Moor versteht seine Heilpädagogik als eine wertgeleitete Wissenschaft, die sich von den Vorbildern positivistischer und wertfrei arbeitender empirischer Psychologien oder Erziehungswissenschaften abhebt.
Wie die aktuelle fachwissenschaftliche Diskussion zeigt, verstärkt sich in jüngster Zeit das Interesse, eine behindertenpädagogische Metatheorie wieder geisteswissenschaftlich zu begründen und zwar von der verstehend und deutend erfahrbaren Erziehungswirklichkeit her.
Zu den bekanntesten Vertretern, die aus dieser Züricher Schule der Heilpädagogik hervorgegangen sind: Urs Haeberlin, Emil Kobi, Peter Schmid („Verhaltensstörungen aus anthropologischer Sicht“).

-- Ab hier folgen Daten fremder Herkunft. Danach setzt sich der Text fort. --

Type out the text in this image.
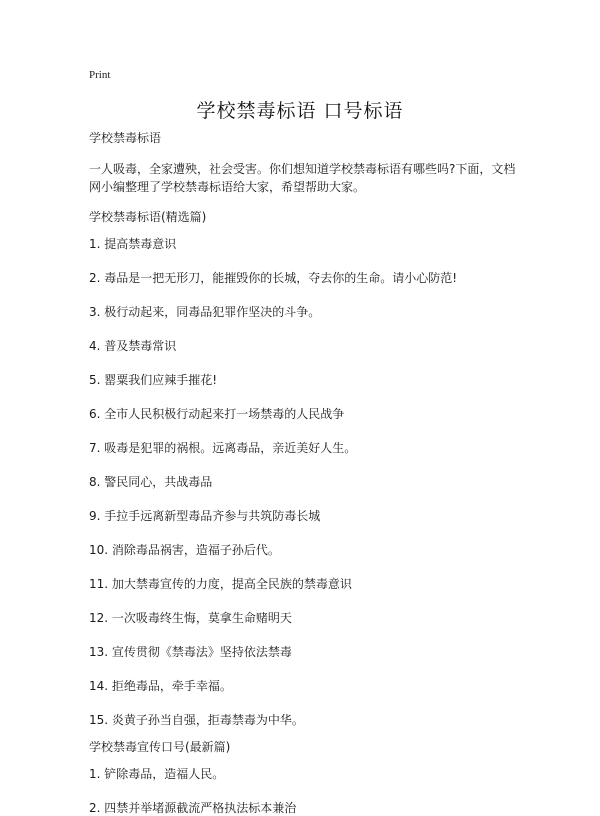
Print
学校禁毒标语 口号标语

学校禁毒标语

一人吸毒，全家遭殃，社会受害。你们想知道学校禁毒标语有哪些吗?下面，文档网小编整理了学校禁毒标语给大家，希望帮助大家。

学校禁毒标语(精选篇)

1. 提高禁毒意识

2. 毒品是一把无形刀，能摧毁你的长城，夺去你的生命。请小心防范!

3. 极行动起来，同毒品犯罪作坚决的斗争。

4. 普及禁毒常识

5. 罂粟我们应辣手摧花!

6. 全市人民积极行动起来打一场禁毒的人民战争

7. 吸毒是犯罪的祸根。远离毒品，亲近美好人生。

8. 警民同心，共战毒品

9. 手拉手远离新型毒品齐参与共筑防毒长城

10. 消除毒品祸害，造福子孙后代。

11. 加大禁毒宣传的力度，提高全民族的禁毒意识

12. 一次吸毒终生悔，莫拿生命赌明天

13. 宣传贯彻《禁毒法》坚持依法禁毒

14. 拒绝毒品，牵手幸福。

15. 炎黄子孙当自强，拒毒禁毒为中华。

学校禁毒宣传口号(最新篇)

1. 铲除毒品，造福人民。

2. 四禁并举堵源截流严格执法标本兼治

Die Aktualität der Aussagen zum Thema Menschenbild
Paul Moor vertritt ein Menschenbild, das die subjektive Sinnhaftigkeit menschlicher Existenz und menschlichen Verhaltens respektiert und thematisiert.
Damit war Paul Moor seiner Zeit voraus und ist heute topaktuell: Sein Menschenbild sowie sein Verständnis von Behinderung und von den Aufgaben der Erziehung findet gerade heute aufgrund der Aussagen zum Thema Menschenbild in der wissenschaftlichen Diskussion eine besondere Beachtung und Bedeutung. In allen heutigen Grundwerken der Heilpädagogik findet das Werk von Paul Moor insbesondere aufgrund dieser Aussagen zum Thema Menschenbild besondere Beachtung (Speck: „System Heilpädagogik“; Haeberlin: „Das Menschenbild für die Heilpädagogik“; Haeberlin: „Paul Moor als Herausforderung“...)

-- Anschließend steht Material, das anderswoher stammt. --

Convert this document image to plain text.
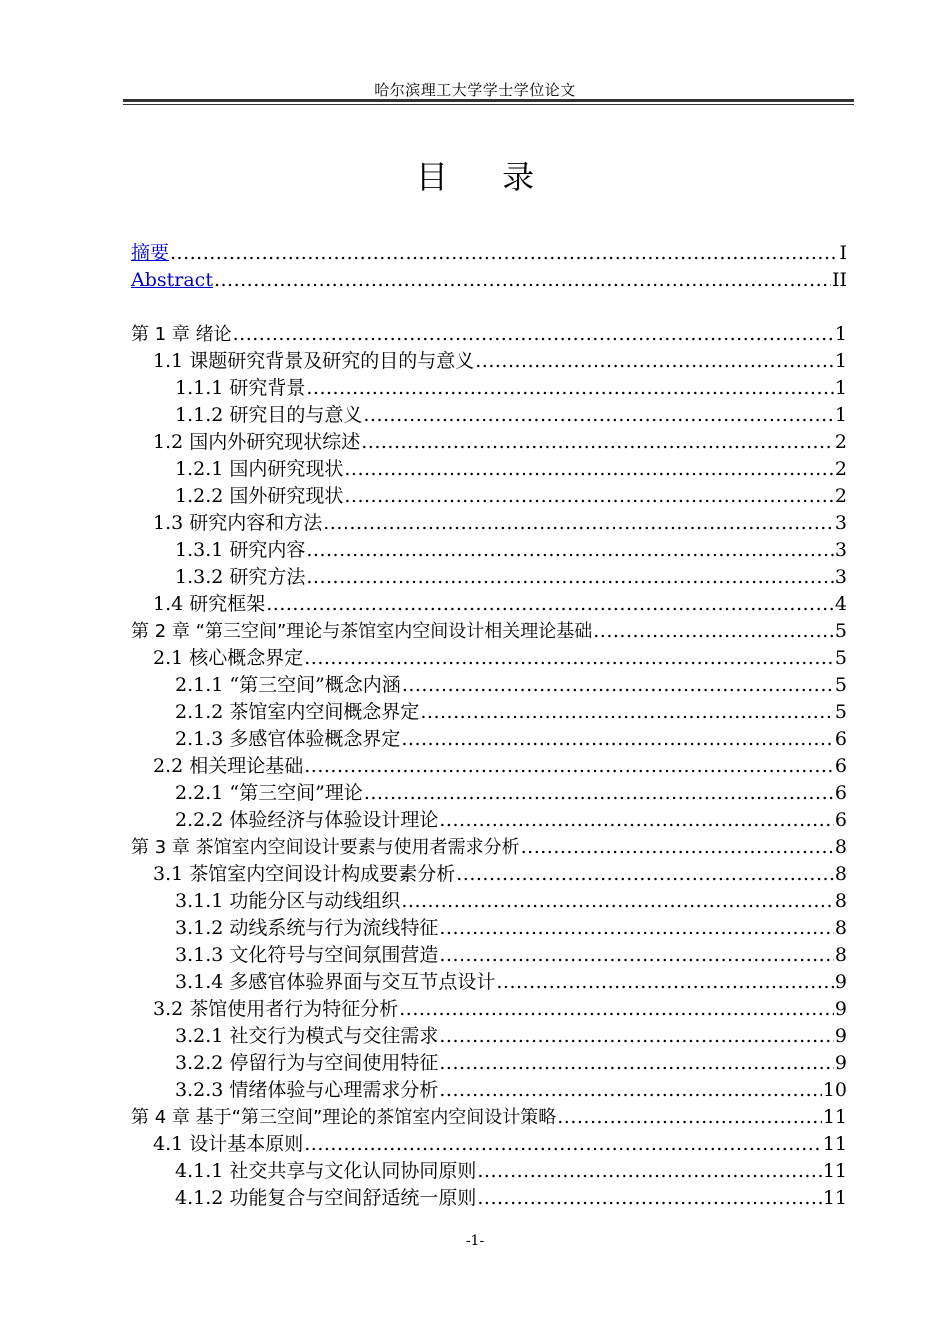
哈尔滨理工大学学士学位论文
目 录
摘要 .....	I
Abstract .....	II
第 1 章 绪论 .....	1
1.1 课题研究背景及研究的目的与意义 .....	1
1.1.1 研究背景 .....	1
1.1.2 研究目的与意义 .....	1
1.2 国内外研究现状综述 .....	2
1.2.1 国内研究现状 .....	2
1.2.2 国外研究现状 .....	2
1.3 研究内容和方法 .....	3
1.3.1 研究内容 .....	3
1.3.2 研究方法 .....	3
1.4 研究框架 .....	4
第 2 章 “第三空间”理论与茶馆室内空间设计相关理论基础 .....	5
2.1 核心概念界定 .....	5
2.1.1 “第三空间”概念内涵 .....	5
2.1.2 茶馆室内空间概念界定 .....	5
2.1.3 多感官体验概念界定 .....	6
2.2 相关理论基础 .....	6
2.2.1 “第三空间”理论 .....	6
2.2.2 体验经济与体验设计理论 .....	6
第 3 章 茶馆室内空间设计要素与使用者需求分析 .....	8
3.1 茶馆室内空间设计构成要素分析 .....	8
3.1.1 功能分区与动线组织 .....	8
3.1.2 动线系统与行为流线特征 .....	8
3.1.3 文化符号与空间氛围营造 .....	8
3.1.4 多感官体验界面与交互节点设计 .....	9
3.2 茶馆使用者行为特征分析 .....	9
3.2.1 社交行为模式与交往需求 .....	9
3.2.2 停留行为与空间使用特征 .....	9
3.2.3 情绪体验与心理需求分析 .....	10
第 4 章 基于“第三空间”理论的茶馆室内空间设计策略 .....	11
4.1 设计基本原则 .....	11
4.1.1 社交共享与文化认同协同原则 .....	11
4.1.2 功能复合与空间舒适统一原则 .....	11
-1-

Die grundlegenden Fragen nach Sinn- und Wertorientierung bestimmen seinen Ansatz.
Nach Ralf Reissel bestimmen drei Sachverhalte die Erziehungstheorie Paul Moors:
- die personale Sichtweise des Menschen
- die Auseinandersetzung mit der Sinnfrage
- das Primat der personalen Liebe in der pädagogischen Begegnung
Der „Innere Halt“ – ein Beitrag zur Stärkung der Resilienz
Das Ziel der Erziehung, das Paul Moor mit seinem pädagogischen Gesamtkonzept intendiert, ist der „Aufbau des Inneren Haltes“. Paul Moor entwickelt in seinem Werk eine Theorie des „Inneren Haltes“. Dieser „Innere Halt“ ist bei Paul Moor engstens verknüpft mit den spezifisch personalen Möglichkeiten der Selbstbestimmung und Selbstgestaltung(Autonomie).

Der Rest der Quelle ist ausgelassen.